Haider S. Kadhem

Department of Medical Lab. Technology , Al-ISRA’A University College, Iraq.

Abstract

The great attention of scientific researches about vancomycin- resistant Enterococcus faecalis due to the great healthy problems in the world. Evaluation of E. faecalis virulence factors showed that all isolates (100%) were hemolysin, protease and aggregation substance producer, 30% were a gelatinase producer, and 40.7% were a lipase producer. The results of the tube method showed that all E. faecalis isolates (100%) were slime layer and biofilm producer but the amount of adherent layer were different among the isolates ranged from strong to moderate and weak. Antibiotics susceptibility test for 20 isolates was done against 11 antibiotics, eighteen E. faecalis isolates were multi drug resistance. Seventeen E. faecalis isolates were determined as Vancomycin-Resistant by the minimum inhibitory concentrations [MICs] using agar dilution method. The virulence factor Enterococcal Surface Protein (esp) which is chromosomal was amplified by Polymerase chain reaction (PCR) technique in a monoplex pattern, results of this investigation showed that 20 (100%) E. faecalis isolates gave the amplicon size 933 base pair for the esp gene.

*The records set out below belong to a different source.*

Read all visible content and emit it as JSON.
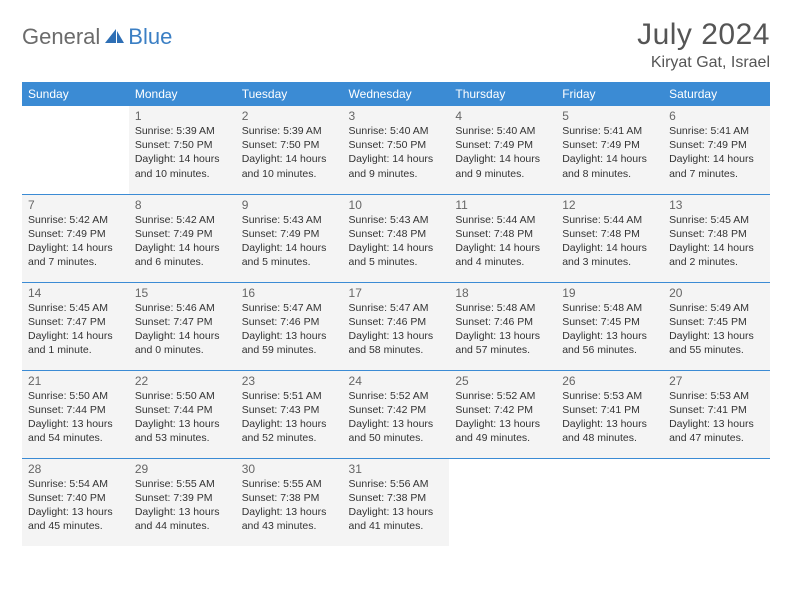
{
  "logo": {
    "text1": "General",
    "text2": "Blue"
  },
  "title": "July 2024",
  "location": "Kiryat Gat, Israel",
  "colors": {
    "header_bg": "#3b8bd4",
    "header_text": "#ffffff",
    "cell_bg": "#f4f4f4",
    "border": "#3b8bd4",
    "logo_gray": "#6b6b6b",
    "logo_blue": "#3b7fc4",
    "title_color": "#555555"
  },
  "weekdays": [
    "Sunday",
    "Monday",
    "Tuesday",
    "Wednesday",
    "Thursday",
    "Friday",
    "Saturday"
  ],
  "weeks": [
    [
      null,
      {
        "n": "1",
        "sr": "5:39 AM",
        "ss": "7:50 PM",
        "dl": "14 hours and 10 minutes."
      },
      {
        "n": "2",
        "sr": "5:39 AM",
        "ss": "7:50 PM",
        "dl": "14 hours and 10 minutes."
      },
      {
        "n": "3",
        "sr": "5:40 AM",
        "ss": "7:50 PM",
        "dl": "14 hours and 9 minutes."
      },
      {
        "n": "4",
        "sr": "5:40 AM",
        "ss": "7:49 PM",
        "dl": "14 hours and 9 minutes."
      },
      {
        "n": "5",
        "sr": "5:41 AM",
        "ss": "7:49 PM",
        "dl": "14 hours and 8 minutes."
      },
      {
        "n": "6",
        "sr": "5:41 AM",
        "ss": "7:49 PM",
        "dl": "14 hours and 7 minutes."
      }
    ],
    [
      {
        "n": "7",
        "sr": "5:42 AM",
        "ss": "7:49 PM",
        "dl": "14 hours and 7 minutes."
      },
      {
        "n": "8",
        "sr": "5:42 AM",
        "ss": "7:49 PM",
        "dl": "14 hours and 6 minutes."
      },
      {
        "n": "9",
        "sr": "5:43 AM",
        "ss": "7:49 PM",
        "dl": "14 hours and 5 minutes."
      },
      {
        "n": "10",
        "sr": "5:43 AM",
        "ss": "7:48 PM",
        "dl": "14 hours and 5 minutes."
      },
      {
        "n": "11",
        "sr": "5:44 AM",
        "ss": "7:48 PM",
        "dl": "14 hours and 4 minutes."
      },
      {
        "n": "12",
        "sr": "5:44 AM",
        "ss": "7:48 PM",
        "dl": "14 hours and 3 minutes."
      },
      {
        "n": "13",
        "sr": "5:45 AM",
        "ss": "7:48 PM",
        "dl": "14 hours and 2 minutes."
      }
    ],
    [
      {
        "n": "14",
        "sr": "5:45 AM",
        "ss": "7:47 PM",
        "dl": "14 hours and 1 minute."
      },
      {
        "n": "15",
        "sr": "5:46 AM",
        "ss": "7:47 PM",
        "dl": "14 hours and 0 minutes."
      },
      {
        "n": "16",
        "sr": "5:47 AM",
        "ss": "7:46 PM",
        "dl": "13 hours and 59 minutes."
      },
      {
        "n": "17",
        "sr": "5:47 AM",
        "ss": "7:46 PM",
        "dl": "13 hours and 58 minutes."
      },
      {
        "n": "18",
        "sr": "5:48 AM",
        "ss": "7:46 PM",
        "dl": "13 hours and 57 minutes."
      },
      {
        "n": "19",
        "sr": "5:48 AM",
        "ss": "7:45 PM",
        "dl": "13 hours and 56 minutes."
      },
      {
        "n": "20",
        "sr": "5:49 AM",
        "ss": "7:45 PM",
        "dl": "13 hours and 55 minutes."
      }
    ],
    [
      {
        "n": "21",
        "sr": "5:50 AM",
        "ss": "7:44 PM",
        "dl": "13 hours and 54 minutes."
      },
      {
        "n": "22",
        "sr": "5:50 AM",
        "ss": "7:44 PM",
        "dl": "13 hours and 53 minutes."
      },
      {
        "n": "23",
        "sr": "5:51 AM",
        "ss": "7:43 PM",
        "dl": "13 hours and 52 minutes."
      },
      {
        "n": "24",
        "sr": "5:52 AM",
        "ss": "7:42 PM",
        "dl": "13 hours and 50 minutes."
      },
      {
        "n": "25",
        "sr": "5:52 AM",
        "ss": "7:42 PM",
        "dl": "13 hours and 49 minutes."
      },
      {
        "n": "26",
        "sr": "5:53 AM",
        "ss": "7:41 PM",
        "dl": "13 hours and 48 minutes."
      },
      {
        "n": "27",
        "sr": "5:53 AM",
        "ss": "7:41 PM",
        "dl": "13 hours and 47 minutes."
      }
    ],
    [
      {
        "n": "28",
        "sr": "5:54 AM",
        "ss": "7:40 PM",
        "dl": "13 hours and 45 minutes."
      },
      {
        "n": "29",
        "sr": "5:55 AM",
        "ss": "7:39 PM",
        "dl": "13 hours and 44 minutes."
      },
      {
        "n": "30",
        "sr": "5:55 AM",
        "ss": "7:38 PM",
        "dl": "13 hours and 43 minutes."
      },
      {
        "n": "31",
        "sr": "5:56 AM",
        "ss": "7:38 PM",
        "dl": "13 hours and 41 minutes."
      },
      null,
      null,
      null
    ]
  ],
  "labels": {
    "sunrise": "Sunrise:",
    "sunset": "Sunset:",
    "daylight": "Daylight:"
  }
}
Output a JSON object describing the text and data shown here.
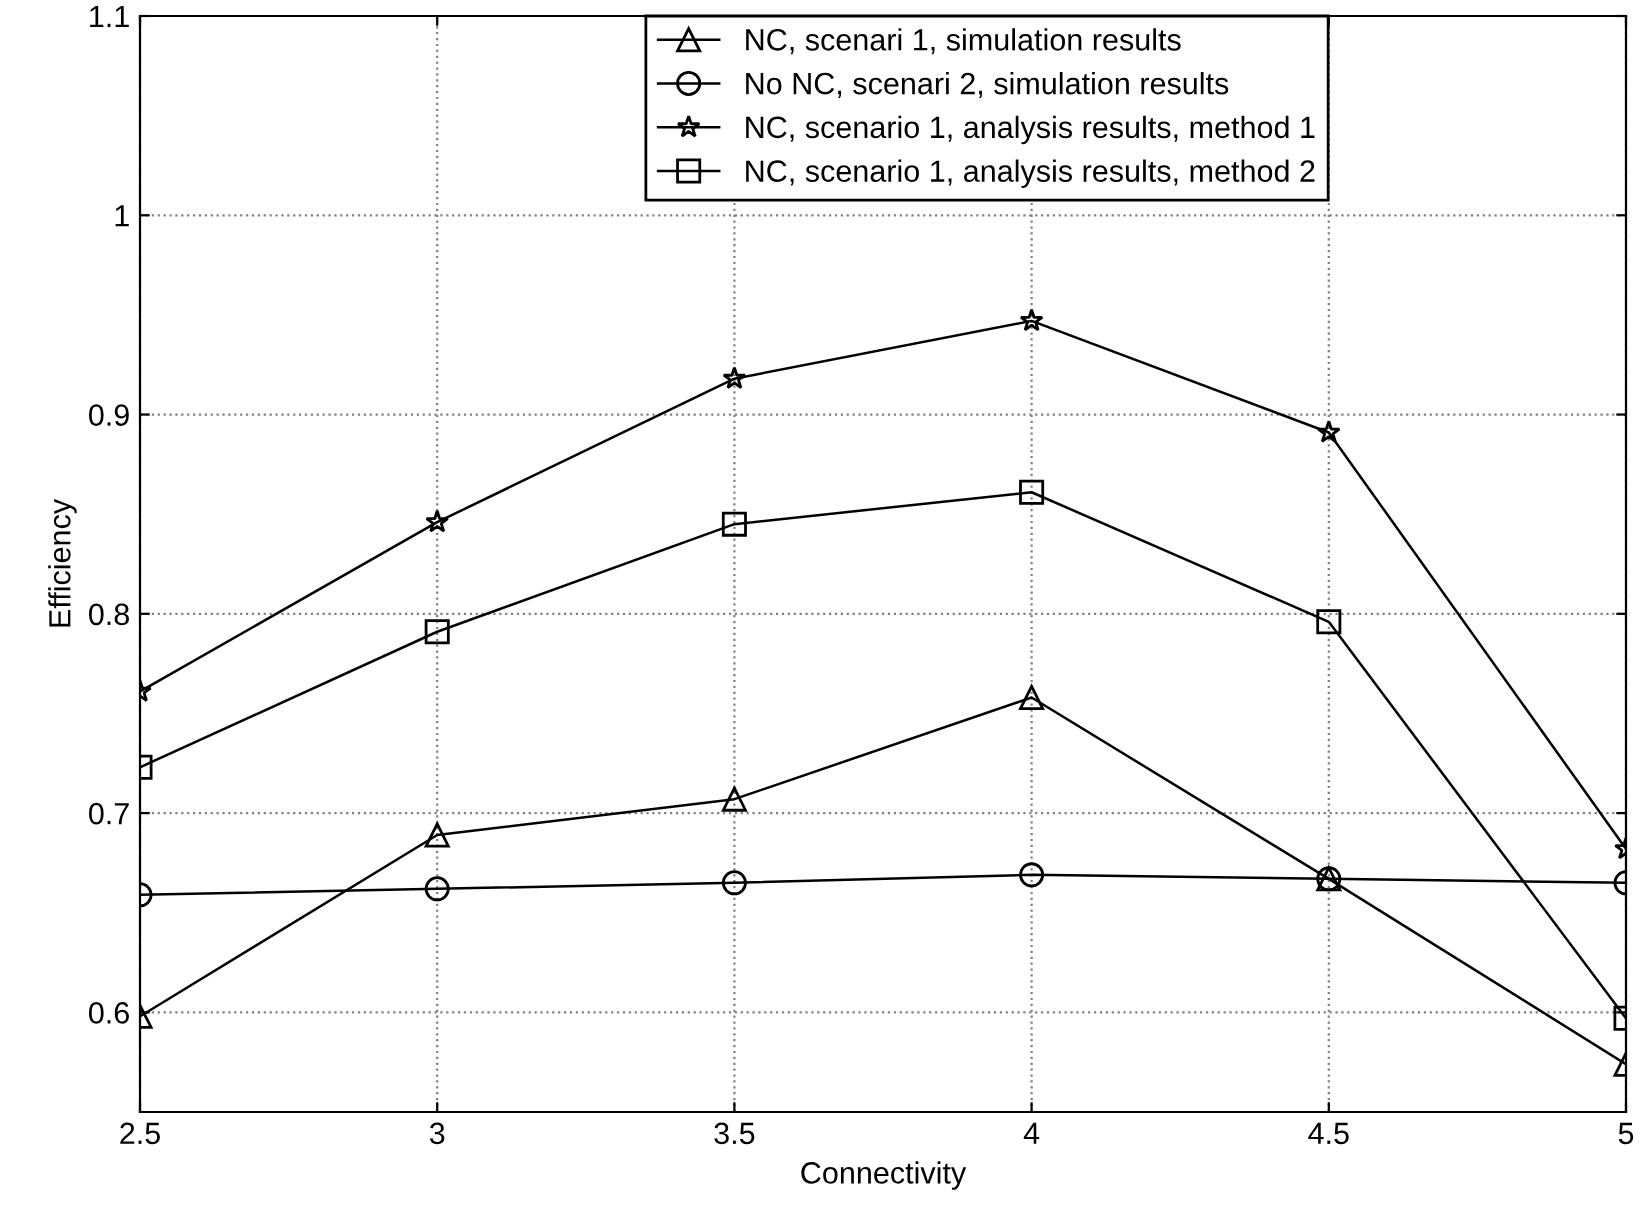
{
  "chart_data": {
    "type": "line",
    "xlabel": "Connectivity",
    "ylabel": "Efficiency",
    "x": [
      2.5,
      3,
      3.5,
      4,
      4.5,
      5
    ],
    "series": [
      {
        "name": "NC, scenari 1, simulation results",
        "color": "#000000",
        "marker": "triangle",
        "values": [
          0.598,
          0.689,
          0.707,
          0.758,
          0.667,
          0.574
        ]
      },
      {
        "name": "No NC, scenari 2, simulation results",
        "color": "#000000",
        "marker": "circle",
        "values": [
          0.659,
          0.662,
          0.665,
          0.669,
          0.667,
          0.665
        ]
      },
      {
        "name": "NC, scenario 1, analysis results, method 1",
        "color": "#000000",
        "marker": "star",
        "values": [
          0.761,
          0.846,
          0.918,
          0.947,
          0.891,
          0.682
        ]
      },
      {
        "name": "NC, scenario 1, analysis results, method 2",
        "color": "#000000",
        "marker": "square",
        "values": [
          0.723,
          0.791,
          0.845,
          0.861,
          0.796,
          0.597
        ]
      }
    ],
    "xlim": [
      2.5,
      5
    ],
    "xticks": [
      2.5,
      3,
      3.5,
      4,
      4.5,
      5
    ],
    "ylim": [
      0.55,
      1.1
    ],
    "yticks": [
      0.6,
      0.7,
      0.8,
      0.9,
      1,
      1.1
    ],
    "grid": true,
    "legend": "top",
    "line_style": "solid"
  }
}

The genetic determinants of Vancomycin-Resistant vanA and vanB genes were amplified using monoplex and multiplex PCR techniques in order to identify vancomycin resistant (van+) and sensitive (lacking van) among (13) E. faecalis. The vanA, vanB genes were detected in 11 and 4 E. faecalis isolates, respectively. The results of monoplex and multiplex PCR revealed that the molecular weight of vanA and vanB genes were 550 and nearly 600 bp, respectively. The results revealed that the vanA and vanB amplicons have a genetic variation in their molecular weight during the electrophoresis of PCR product.

Keywords: Enterococcos faecalis, van genes, Antibiotic resisrant, Virulence factors, esp gene.